Friday, July 31, 2009

"LOVE IN THE SPIRIT"

Permit us to share a personally meaningful experience.

While serving a particular congregation some years ago, it was my privilege to also teach Basic Theology at a small nearby Bible College. As an independent school, both student body and staff were drawn from various backgrounds and traditions. Within such setting any ongoing sense of community obviously - and necessarily - required a transcendence of partisan sectarianism.

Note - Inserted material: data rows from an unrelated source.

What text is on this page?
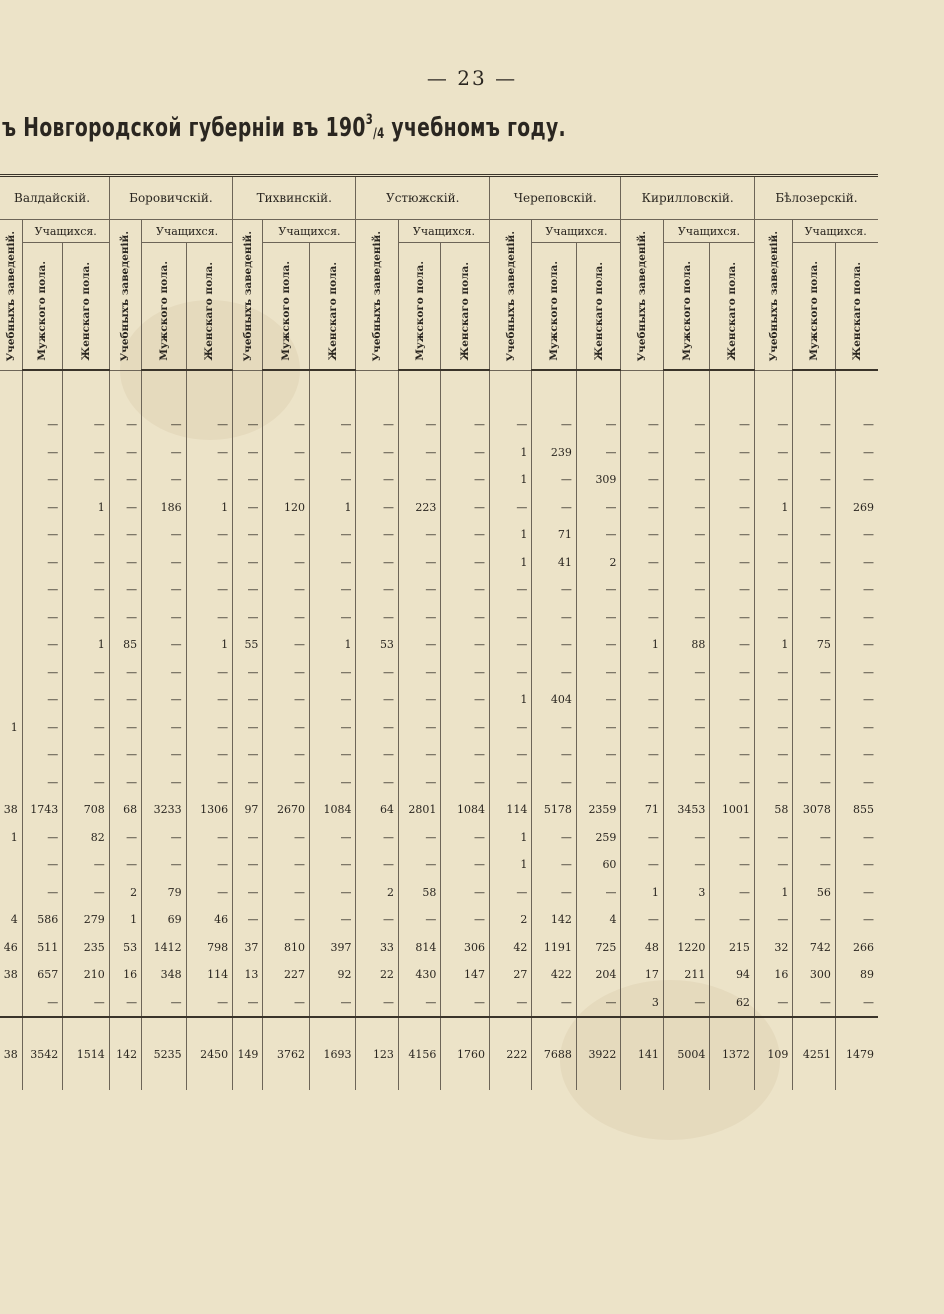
— 23 —
ъ Новгородской губерніи въ $190^3_{/4}$ учебномъ году.
Валдайскій.			Боровичскій.			Тихвинскій.			Устюжскій.			Череповскій.			Кирилловскій.			Бѣлозерскій.		

Учебныхъ заведеній.	Учащихся.		Учебныхъ заведеній.	Учащихся.		Учебныхъ заведеній.	Учащихся.		Учебныхъ заведеній.	Учащихся.		Учебныхъ заведеній.	Учащихся.		Учебныхъ заведеній.	Учащихся.		Учебныхъ заведеній.	Учащихся.	

	Мужского пола.	Женскаго пола.		Мужского пола.	Женскаго пола.		Мужского пола.	Женскаго пола.		Мужского пола.	Женскаго пола.		Мужского пола.	Женскаго пола.		Мужского пола.	Женскаго пола.		Мужского пола.	Женскаго пола.

	—	—	—	—	—	—	—	—	—	—	—	—	—	—	—	—	—	—	—	—
	—	—	—	—	—	—	—	—	—	—	—	1	239	—	—	—	—	—	—	—
	—	—	—	—	—	—	—	—	—	—	—	1	—	309	—	—	—	—	—	—
	—	1	—	186	1	—	120	1	—	223	—	—	—	—	—	—	—	1	—	269
	—	—	—	—	—	—	—	—	—	—	—	1	71	—	—	—	—	—	—	—
	—	—	—	—	—	—	—	—	—	—	—	1	41	2	—	—	—	—	—	—
	—	—	—	—	—	—	—	—	—	—	—	—	—	—	—	—	—	—	—	—
	—	—	—	—	—	—	—	—	—	—	—	—	—	—	—	—	—	—	—	—
	—	1	85	—	1	55	—	1	53	—	—	—	—	—	1	88	—	1	75	—
	—	—	—	—	—	—	—	—	—	—	—	—	—	—	—	—	—	—	—	—
	—	—	—	—	—	—	—	—	—	—	—	1	404	—	—	—	—	—	—	—
1	—	—	—	—	—	—	—	—	—	—	—	—	—	—	—	—	—	—	—	—
	—	—	—	—	—	—	—	—	—	—	—	—	—	—	—	—	—	—	—	—
	—	—	—	—	—	—	—	—	—	—	—	—	—	—	—	—	—	—	—	—
38	1743	708	68	3233	1306	97	2670	1084	64	2801	1084	114	5178	2359	71	3453	1001	58	3078	855
1	—	82	—	—	—	—	—	—	—	—	—	1	—	259	—	—	—	—	—	—
	—	—	—	—	—	—	—	—	—	—	—	1	—	60	—	—	—	—	—	—
	—	—	2	79	—	—	—	—	2	58	—	—	—	—	1	3	—	1	56	—
4	586	279	1	69	46	—	—	—	—	—	—	2	142	4	—	—	—	—	—	—
46	511	235	53	1412	798	37	810	397	33	814	306	42	1191	725	48	1220	215	32	742	266
38	657	210	16	348	114	13	227	92	22	430	147	27	422	204	17	211	94	16	300	89
	—	—	—	—	—	—	—	—	—	—	—	—	—	—	3	—	62	—	—	—
38	3542	1514	142	5235	2450	149	3762	1693	123	4156	1760	222	7688	3922	141	5004	1372	109	4251	1479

As might be expected, not everyone shared identical understanding in terms of baptism, the Lord's Table, spiritual gifts or the prophetically related. Some came from backgrounds of traditional worship patterns; others were accustomed to more contemporary modes of expression. Ethnic diversity added an additional dimension. Yet seldom have I witnessed a greater spirit of unity and oneness. Indeed, in various ways the experience came to underscore that which the Church is meant to exemplify: a fellowship of believers whose identity and sense of cause finds impetus, not in sectarian focus and agenda, but rather vibrant oneness of relationship, first and foremost with Jesus Christ and, by extension, one another.

This is not to imply that baptism, Communion or spiritual gifts are inconsequential. Nor is it to advocate a liberal ecumenism devoid of defining standard or requisite truth. It is rather to affirm that when believers committed to scriptural values and spiritual integrity (even if every intent of meaning is not fully agreed upon) are unable to accept one another and function in a concurrence of spirit and objective ("unity of faith," Eph. 4:13), something is wrong.

The need is not for some new "spiritual" denomination or rivalry driven organization (so further fracturing the Body) nor, for that matter, is resolution to be found in a self-righteousness isolationism. What is needed are believers committed to Jesus Christ; the interests of his Kingdom; and to one another in a transcendence of spiritual self absorption - those attributes of a "love in the Spirit" whereby the Body of Christ is unified and witness borne to a lost and hurting world (Col. 1:8; John 13:35).

Difficult days lie ahead in which, as believers, we shall much need one another. In the meantime, "If God so loved us, we ought also to love one another" (I John 4:11).